This repository provides the "Do-Not-Answer" dataset and evaluation tools for assessing the safety mechanisms of Large Language Models (LLMs). It targets AI researchers and developers seeking to measure and improve LLM safety by identifying prompts that responsible models should refuse to answer. The dataset offers a structured way to evaluate LLM responses across various harm categories.

How It Works

The project curates prompts designed to elicit harmful or unsafe responses from LLMs, categorizing them using a hierarchical taxonomy of 61 specific harms across five risk areas. It includes both human annotations and a model-based evaluator (a fine-tuned 600M BERT-like model) that achieves performance comparable to human and GPT-4 evaluations for assessing response safety and action categories.

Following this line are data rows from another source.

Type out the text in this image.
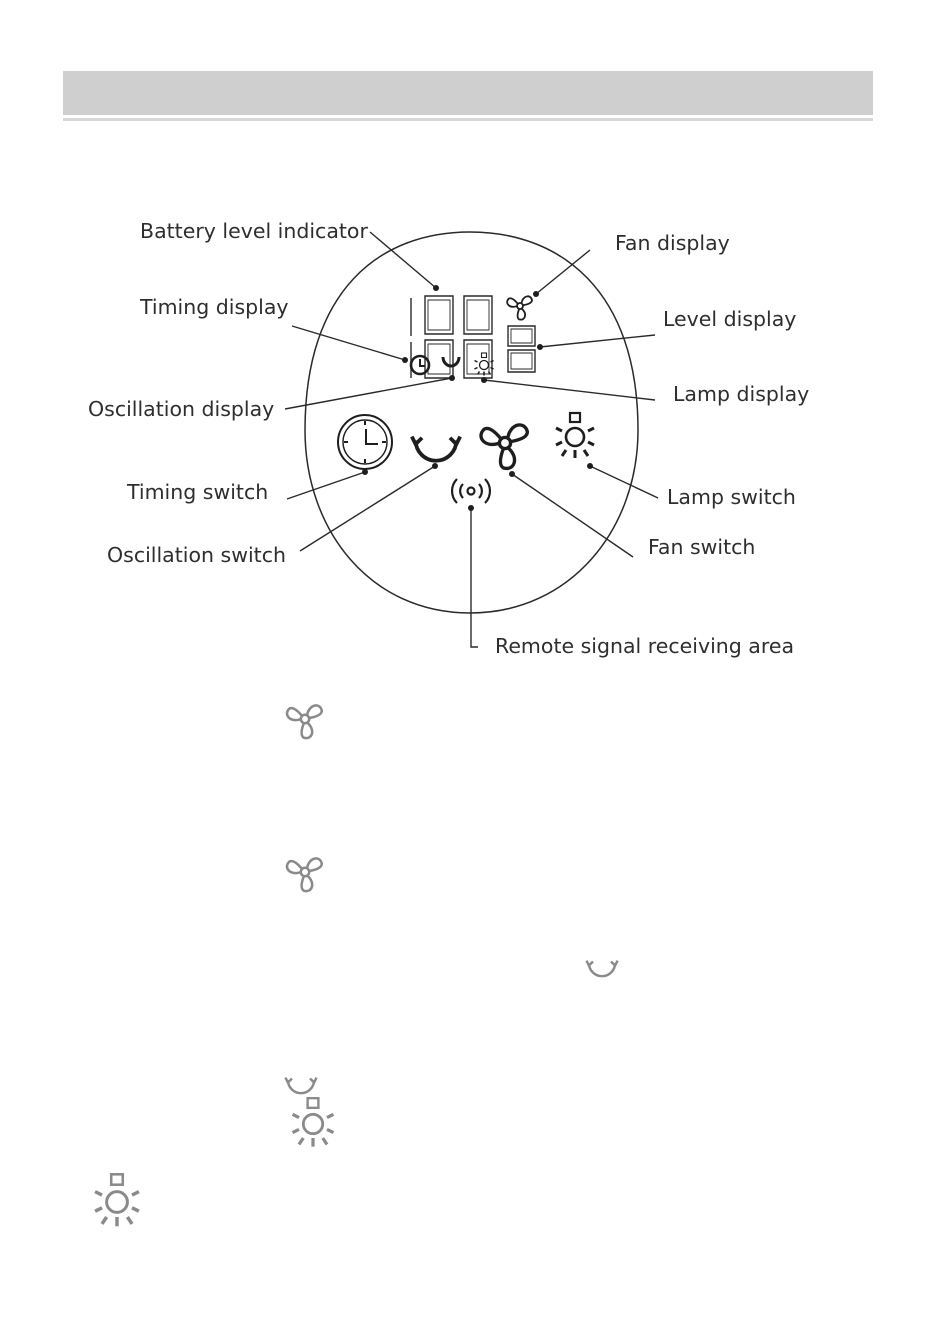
Battery level indicator	Fan display
Timing display	Level display
Oscillation display
Lamp display
Timing switch	Lamp switch
Oscillation switch	Fan switch
Remote signal receiving area
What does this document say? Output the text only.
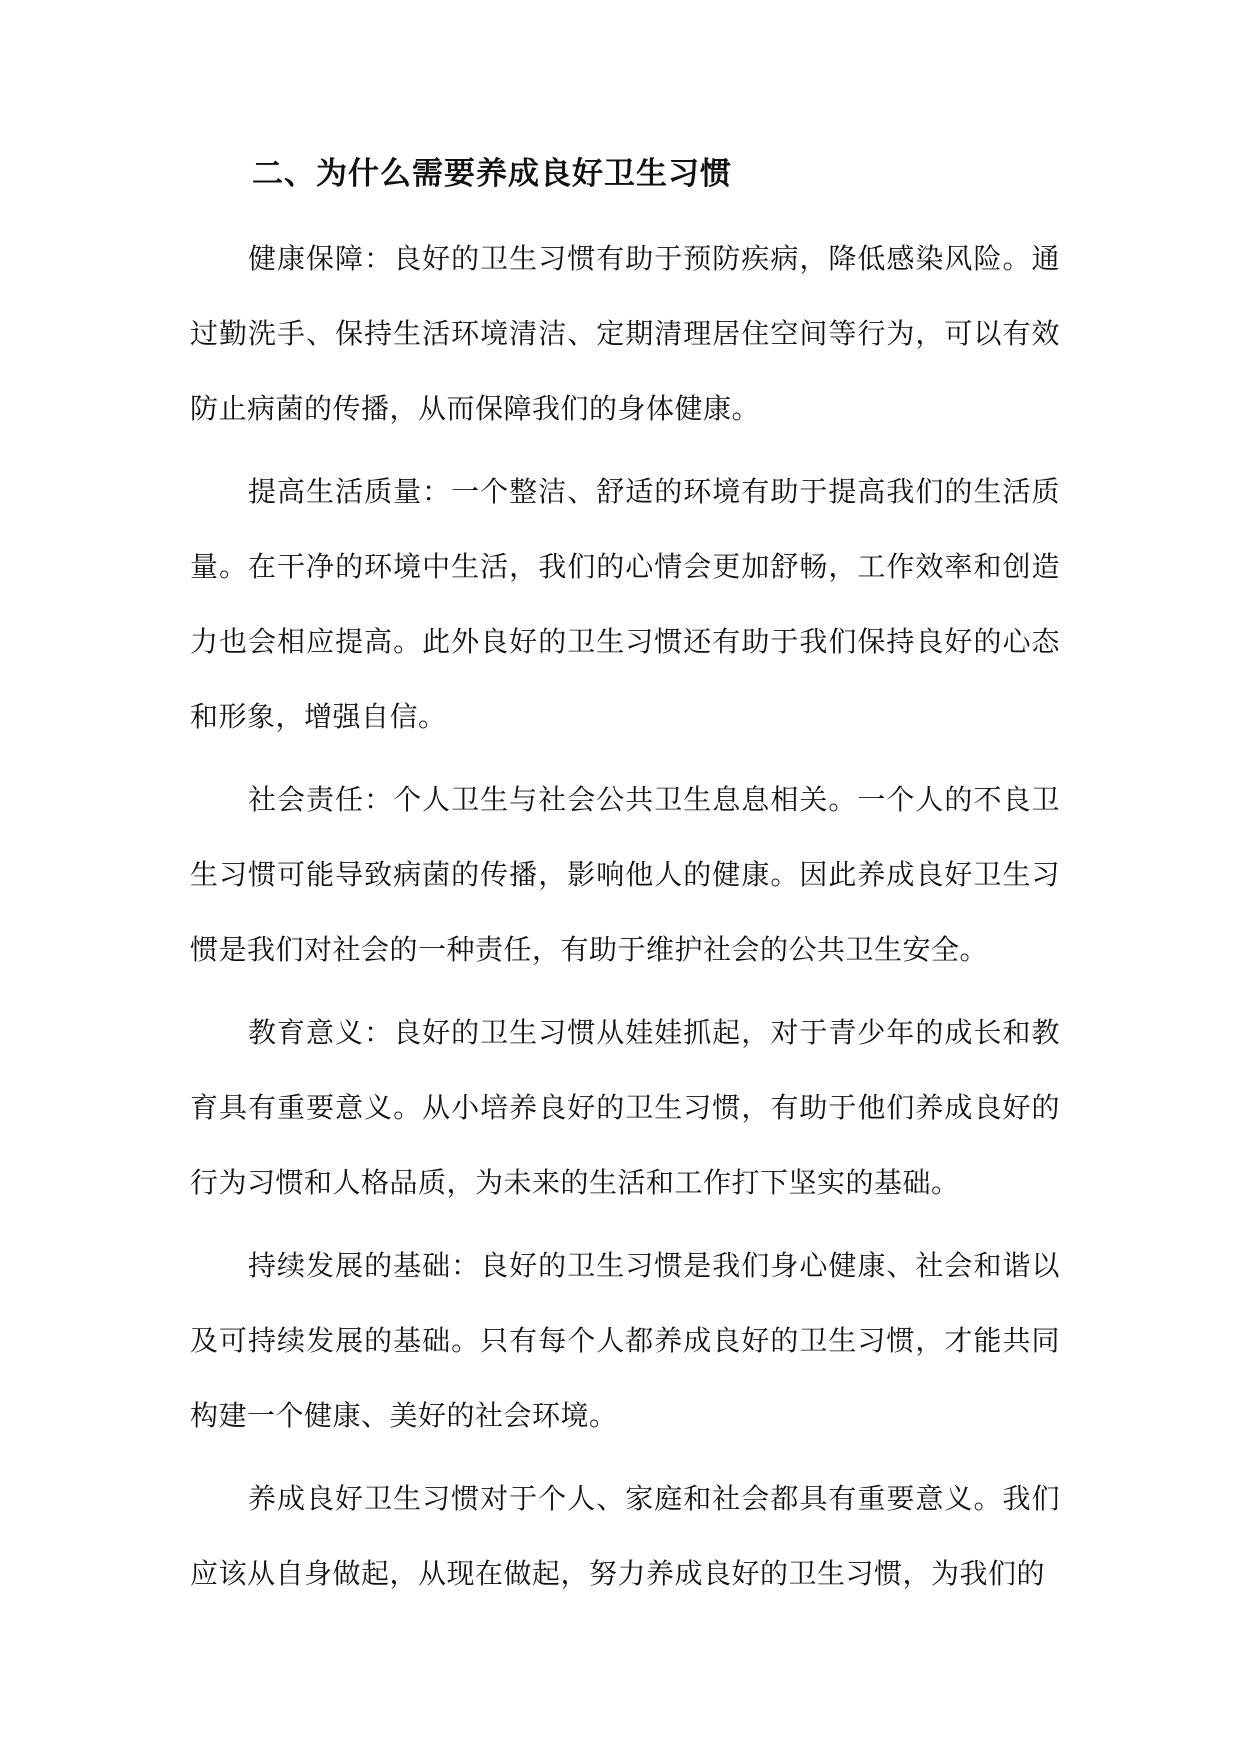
二、为什么需要养成良好卫生习惯

健康保障：良好的卫生习惯有助于预防疾病，降低感染风险。通过勤洗手、保持生活环境清洁、定期清理居住空间等行为，可以有效防止病菌的传播，从而保障我们的身体健康。

提高生活质量：一个整洁、舒适的环境有助于提高我们的生活质量。在干净的环境中生活，我们的心情会更加舒畅，工作效率和创造力也会相应提高。此外良好的卫生习惯还有助于我们保持良好的心态和形象，增强自信。

社会责任：个人卫生与社会公共卫生息息相关。一个人的不良卫生习惯可能导致病菌的传播，影响他人的健康。因此养成良好卫生习惯是我们对社会的一种责任，有助于维护社会的公共卫生安全。

教育意义：良好的卫生习惯从娃娃抓起，对于青少年的成长和教育具有重要意义。从小培养良好的卫生习惯，有助于他们养成良好的行为习惯和人格品质，为未来的生活和工作打下坚实的基础。

持续发展的基础：良好的卫生习惯是我们身心健康、社会和谐以及可持续发展的基础。只有每个人都养成良好的卫生习惯，才能共同构建一个健康、美好的社会环境。

养成良好卫生习惯对于个人、家庭和社会都具有重要意义。我们应该从自身做起，从现在做起，努力养成良好的卫生习惯，为我们的
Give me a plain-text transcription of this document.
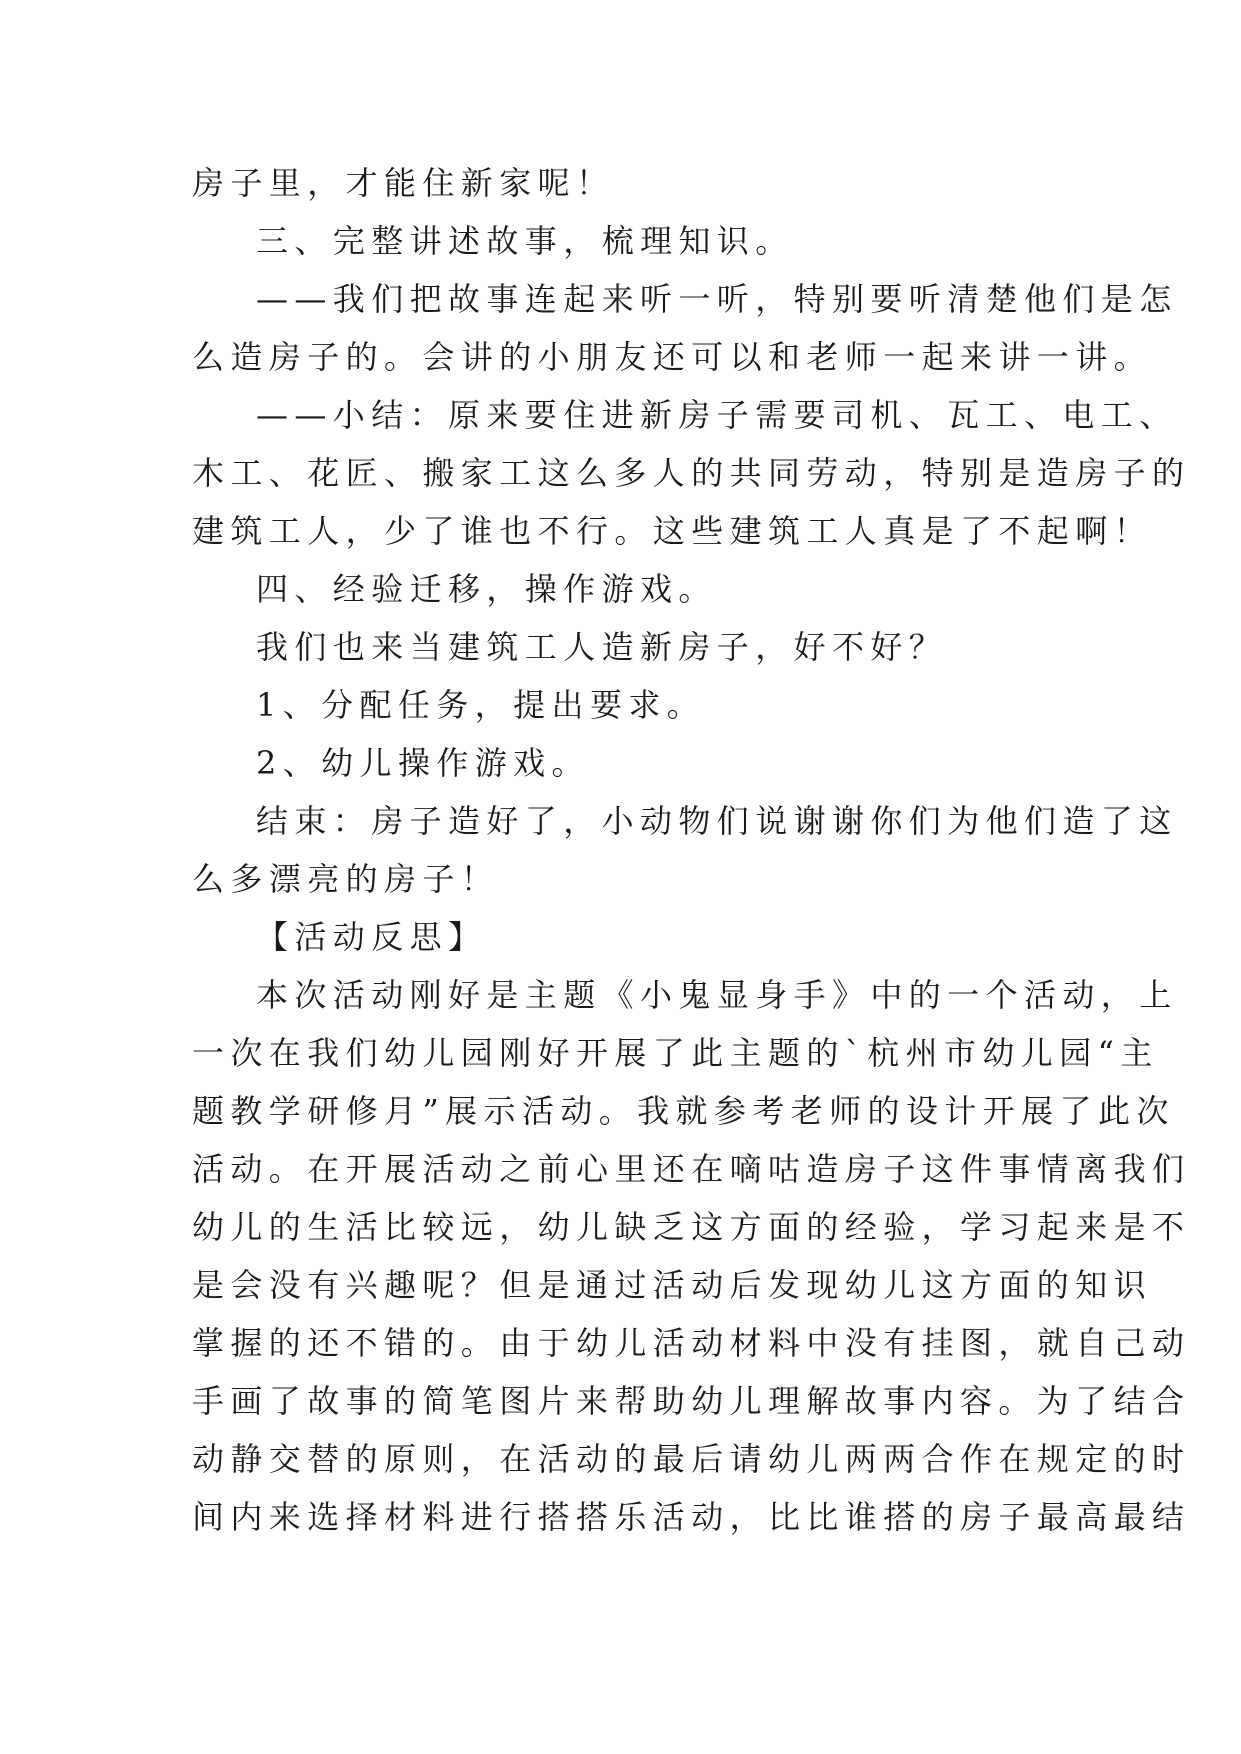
房子里，才能住新家呢！
三、完整讲述故事，梳理知识。
——我们把故事连起来听一听，特别要听清楚他们是怎
么造房子的。会讲的小朋友还可以和老师一起来讲一讲。
——小结：原来要住进新房子需要司机、瓦工、电工、
木工、花匠、搬家工这么多人的共同劳动，特别是造房子的
建筑工人，少了谁也不行。这些建筑工人真是了不起啊！
四、经验迁移，操作游戏。
我们也来当建筑工人造新房子，好不好？
1、分配任务，提出要求。
2、幼儿操作游戏。
结束：房子造好了，小动物们说谢谢你们为他们造了这
么多漂亮的房子！
【活动反思】
本次活动刚好是主题《小鬼显身手》中的一个活动，上
一次在我们幼儿园刚好开展了此主题的`杭州市幼儿园“主
题教学研修月”展示活动。我就参考老师的设计开展了此次
活动。在开展活动之前心里还在嘀咕造房子这件事情离我们
幼儿的生活比较远，幼儿缺乏这方面的经验，学习起来是不
是会没有兴趣呢？但是通过活动后发现幼儿这方面的知识
掌握的还不错的。由于幼儿活动材料中没有挂图，就自己动
手画了故事的简笔图片来帮助幼儿理解故事内容。为了结合
动静交替的原则，在活动的最后请幼儿两两合作在规定的时
间内来选择材料进行搭搭乐活动，比比谁搭的房子最高最结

Quick Start & Requirements

• Installation: Refer to provided notebooks for usage details.
• Prerequisites: Commercial model usage requires API information to be filled into do_not_answer/utils/info.yaml.
• Resources: Access to LLM APIs (e.g., GPT-4) may be necessary for full evaluation.
• Links: Paper, Dataset, Evaluator

Highlighted Details

• Evaluates six LLMs (GPT-4, ChatGPT, Claude, LLaMA-2, Vicuna, ChatGLM2) on safety.
• Fine-tuned Longformer evaluator achieves comparable results to human and GPT-4.
• Includes a Chinese version of the dataset with region-specific questions and localized harms.
• Benchmarks show LLaMA-2 as the safest on English prompts but less safe on Chinese prompts.

Maintenance & Community

• The project is associated with researchers from Stanford University.
• A Chinese dataset extension is noted as "to appear in ACL 2024 findings."

Licensing & Compatibility

• Datasets are released under CC BY-NC-SA 4.0.
• Source files are released under Apache 2.0.
• The non-commercial clause in the dataset license may restrict commercial use.

Limitations & Caveats

GPT-4's performance in human evaluation shows random guessing on harmful responses and misclassification of action categories, suggesting potential limitations in automated safety evaluation.